Pan tröstet Psyche, 1892 - by Ernst and Gustav Klimt

Pan tröstet Psyche, 1892 – by Ernst and Gustav Klimt

In the story of Eros and Psyche, it was Pan who comforted Psyche as she was about to kill herself, after her cruel sisters tricked her into holding up a lamp to Eros as he was sleeping, to glimpse his divine presence, as he had forbade her to do. This was right after Eros left her, disappointed with with her lack of trust. She attempted to hurl herself from a river bank, or cliff of sorts, to the water below, and she was stopped and calmed by Pan, who offered her the following advice.

From Apuleius, The Golden Ass 4. 28 – 6. 24 (Roman novel C2nd A.D.)

The rustic god Pan chanced to be sitting at that moment on the brow of the stream, holding the mountain deity Echo in his arms, and teaching her to repeat after him all kinds of songs. Close by the bank nanny-goats were sporting as they grazed and cropped the river-foliage here and there. The goat-shaped god was well aware of the calamity that had befallen Psyche. He called her gently to him, lovesick and weary as she was, and soothed her with these consoling words.

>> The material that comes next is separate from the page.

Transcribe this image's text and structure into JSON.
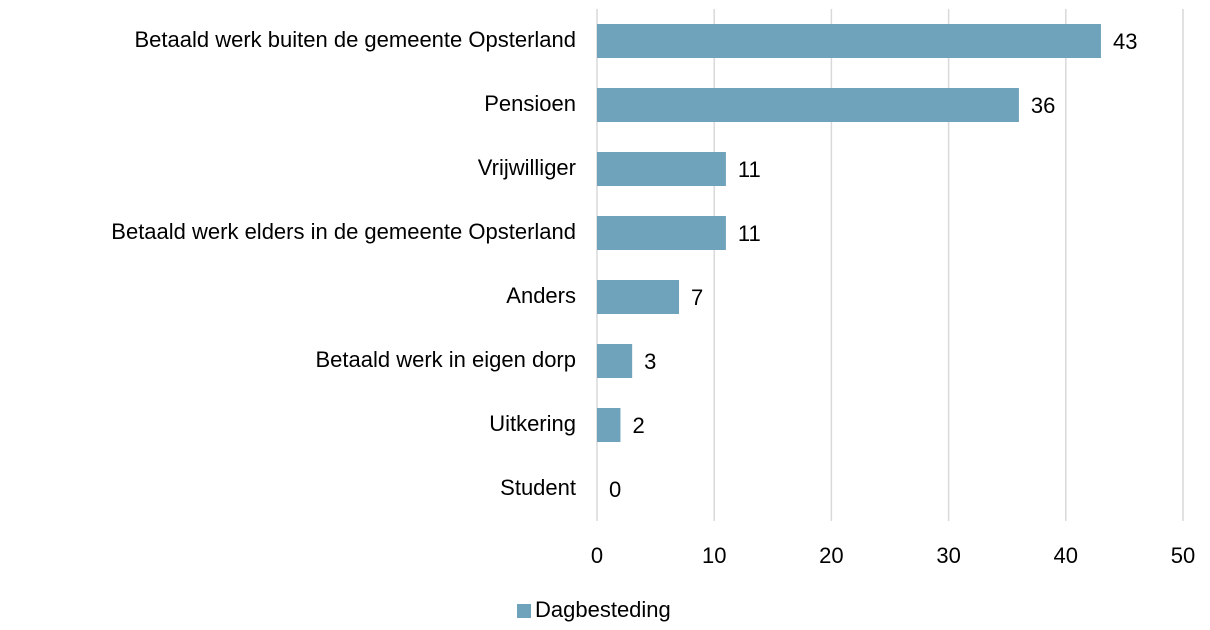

“O fair maid, I am a rustic and rude herdsman, howbeit, an ancient god, and an expert in many things; for as far as I can learn by conjecture, which, according as wise men do term, is called divination, I perceive by your uncertain gait, your pale hue, your sobbing sighs, and your watery eyes, that you are greatly in love. Wherefore hearken to me, and go not about to slay yourself, nor weep not at all, but rather adore and worship the great God Cupid, and win him unto you by your gentle promise of service.” When the God of Shepherds had spoken these words, she gave no answer but made reverence unto him, as to the god he was, and so departed.